The story sees Kitty Pryde joining Xavier's Academy for Gifted Youngsters where, under the tutelage of instructors like Storm, Magneto and Beast (who looks Totoro-ized), she learns to control her mutant powers, builds her self-confidence and bonds with her peers. Pryde here is true to her roots, which is nice to see as I'm a huge fan of the character, and the writers put a lot of thought into how she would react to her newly-found powers, things I've never really thought about that she's concerned with, such as slipping through the hull of an airplane, and wearing a bicycle helmet in case she accidentally phases through a bus she's riding on or through the second floor of the mansion. But what makes her special at Xavier's is that she's the only female student there. Almost all of the guys go gaga over her for this reason, particularly an elite club of rich, reckless students, this manga's version of The Hellfire Club (another neat idea). Pyro becomes her main suitor, which is appropriate, as Iceman is the one she's curious about. Given their abilities, this could lead to some major sparks done the road a ways, but for now, readers have to be content with a more shojo story, that of Kitty adjusting to the school and an army of boys pining after her, full of the hi jinks and romance you'd assume go hand-in-hand with such a premise.

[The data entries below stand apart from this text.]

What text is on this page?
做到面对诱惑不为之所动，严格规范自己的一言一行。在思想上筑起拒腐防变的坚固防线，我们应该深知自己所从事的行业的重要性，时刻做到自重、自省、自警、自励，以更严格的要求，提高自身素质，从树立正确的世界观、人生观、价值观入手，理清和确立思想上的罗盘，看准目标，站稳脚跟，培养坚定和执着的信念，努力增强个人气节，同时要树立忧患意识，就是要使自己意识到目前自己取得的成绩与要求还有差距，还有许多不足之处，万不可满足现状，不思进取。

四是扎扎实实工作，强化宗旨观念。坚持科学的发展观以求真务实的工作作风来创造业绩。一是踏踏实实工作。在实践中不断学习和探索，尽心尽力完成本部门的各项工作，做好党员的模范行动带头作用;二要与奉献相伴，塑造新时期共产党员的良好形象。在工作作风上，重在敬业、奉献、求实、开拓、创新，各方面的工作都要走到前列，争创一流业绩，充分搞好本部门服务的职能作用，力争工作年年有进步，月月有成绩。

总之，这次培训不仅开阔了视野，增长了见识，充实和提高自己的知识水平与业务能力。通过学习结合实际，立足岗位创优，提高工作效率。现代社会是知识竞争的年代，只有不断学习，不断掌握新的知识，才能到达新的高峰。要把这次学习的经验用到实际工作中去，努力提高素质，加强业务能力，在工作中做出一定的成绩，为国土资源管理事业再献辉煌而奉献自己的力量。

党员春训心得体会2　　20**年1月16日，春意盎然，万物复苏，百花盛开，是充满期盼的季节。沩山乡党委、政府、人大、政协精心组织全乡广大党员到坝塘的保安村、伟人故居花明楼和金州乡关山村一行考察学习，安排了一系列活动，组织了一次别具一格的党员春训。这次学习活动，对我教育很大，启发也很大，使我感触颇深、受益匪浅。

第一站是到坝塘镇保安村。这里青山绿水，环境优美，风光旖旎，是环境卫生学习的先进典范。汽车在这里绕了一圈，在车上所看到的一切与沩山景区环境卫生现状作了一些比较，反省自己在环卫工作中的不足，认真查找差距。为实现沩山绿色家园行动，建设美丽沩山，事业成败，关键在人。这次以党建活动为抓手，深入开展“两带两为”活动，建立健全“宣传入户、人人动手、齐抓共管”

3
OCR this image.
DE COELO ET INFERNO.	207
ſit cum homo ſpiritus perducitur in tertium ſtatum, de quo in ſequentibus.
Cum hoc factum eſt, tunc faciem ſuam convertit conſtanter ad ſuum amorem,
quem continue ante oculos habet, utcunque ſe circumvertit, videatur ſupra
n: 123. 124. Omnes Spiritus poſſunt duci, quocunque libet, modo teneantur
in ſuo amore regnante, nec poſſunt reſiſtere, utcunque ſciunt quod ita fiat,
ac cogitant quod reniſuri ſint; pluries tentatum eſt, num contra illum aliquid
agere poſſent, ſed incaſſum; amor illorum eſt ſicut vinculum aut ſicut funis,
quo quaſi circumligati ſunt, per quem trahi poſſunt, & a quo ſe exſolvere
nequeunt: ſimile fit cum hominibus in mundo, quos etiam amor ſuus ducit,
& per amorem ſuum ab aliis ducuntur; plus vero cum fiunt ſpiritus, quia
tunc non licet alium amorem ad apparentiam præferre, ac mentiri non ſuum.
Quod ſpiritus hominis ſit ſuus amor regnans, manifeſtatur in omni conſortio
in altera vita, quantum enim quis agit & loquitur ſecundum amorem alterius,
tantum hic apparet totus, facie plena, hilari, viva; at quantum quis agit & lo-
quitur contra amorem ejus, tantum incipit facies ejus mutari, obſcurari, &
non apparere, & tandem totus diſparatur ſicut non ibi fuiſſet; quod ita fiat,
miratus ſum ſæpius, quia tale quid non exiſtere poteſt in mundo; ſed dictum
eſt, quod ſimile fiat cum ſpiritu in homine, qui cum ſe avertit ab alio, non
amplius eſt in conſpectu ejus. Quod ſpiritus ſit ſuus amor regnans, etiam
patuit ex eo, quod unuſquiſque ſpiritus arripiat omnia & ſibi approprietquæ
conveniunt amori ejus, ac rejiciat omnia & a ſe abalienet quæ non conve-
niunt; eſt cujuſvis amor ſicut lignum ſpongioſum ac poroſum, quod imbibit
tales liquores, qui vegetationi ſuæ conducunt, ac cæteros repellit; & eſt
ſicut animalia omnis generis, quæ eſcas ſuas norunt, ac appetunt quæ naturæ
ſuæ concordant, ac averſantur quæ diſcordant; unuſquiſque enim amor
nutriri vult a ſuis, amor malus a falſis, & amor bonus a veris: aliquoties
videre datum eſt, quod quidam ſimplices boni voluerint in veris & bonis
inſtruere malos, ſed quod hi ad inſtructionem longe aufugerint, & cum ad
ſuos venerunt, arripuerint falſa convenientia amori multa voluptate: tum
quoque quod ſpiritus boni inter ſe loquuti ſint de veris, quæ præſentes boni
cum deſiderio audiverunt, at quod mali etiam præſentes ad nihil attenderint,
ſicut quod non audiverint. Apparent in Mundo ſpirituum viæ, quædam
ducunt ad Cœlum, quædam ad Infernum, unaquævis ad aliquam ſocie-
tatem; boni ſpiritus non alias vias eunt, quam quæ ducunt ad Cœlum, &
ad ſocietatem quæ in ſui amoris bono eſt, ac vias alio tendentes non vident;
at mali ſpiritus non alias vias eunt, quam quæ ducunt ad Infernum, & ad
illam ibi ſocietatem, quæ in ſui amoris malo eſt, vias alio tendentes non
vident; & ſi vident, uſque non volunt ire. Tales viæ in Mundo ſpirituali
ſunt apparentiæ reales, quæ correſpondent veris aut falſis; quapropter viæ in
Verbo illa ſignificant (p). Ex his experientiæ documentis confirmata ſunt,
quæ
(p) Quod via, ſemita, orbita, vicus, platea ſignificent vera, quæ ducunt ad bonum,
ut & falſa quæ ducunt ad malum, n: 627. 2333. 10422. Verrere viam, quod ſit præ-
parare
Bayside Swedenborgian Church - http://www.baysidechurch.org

I won't lie: one of my favorite aspects of this manga is seeing how the characters are reimagined to fit into this universe. I already mentioned the Totoro-ized Beast, but some of my other favorite interpretations of X-characters are Jamie Madrox (Multiple Man), whom Kitty bumps into when she first arrives at the school in a pretty hilarious scene, and the beautiful, arrogant Angel. There are some pretty amazing designs for the characters involved as well. The students are very fashion-forward, many of the guys overly-sexualized, and they alternate between cartoony and cat-eared or whatnot, and a soft, beautiful, more realistic and detailed style, depending on what the panel calls for. Nightcrawler has an utterly beautiful demon design, and I love the flirtatious nature and looks of characters like Longshot and Gambit. But beyond the designs themselves, the creators know how to lay out this story for maximum effect, as this is utterly suspenseful, dramatic and funny when it delves into humor. The action scenes are executed clearly, with great attention to background and details, and the tension between characters is established for maximum effect whenever there's a confrontation. Any scene that's not just a talking head is just amazing, as Anzu's drawing ability is fantastic. I love looking at panels of Kitty phasing through walls and floors (there's one scene of her and Pyro floating through the mansion's many stories to the basement that's really, really neat) and of the men in various states of dress flirting with Pryde. This book is just a lot of fun, and is one interpretation of the X-Men that I definitely recommend people check out. It has a little bit of everything for everyone.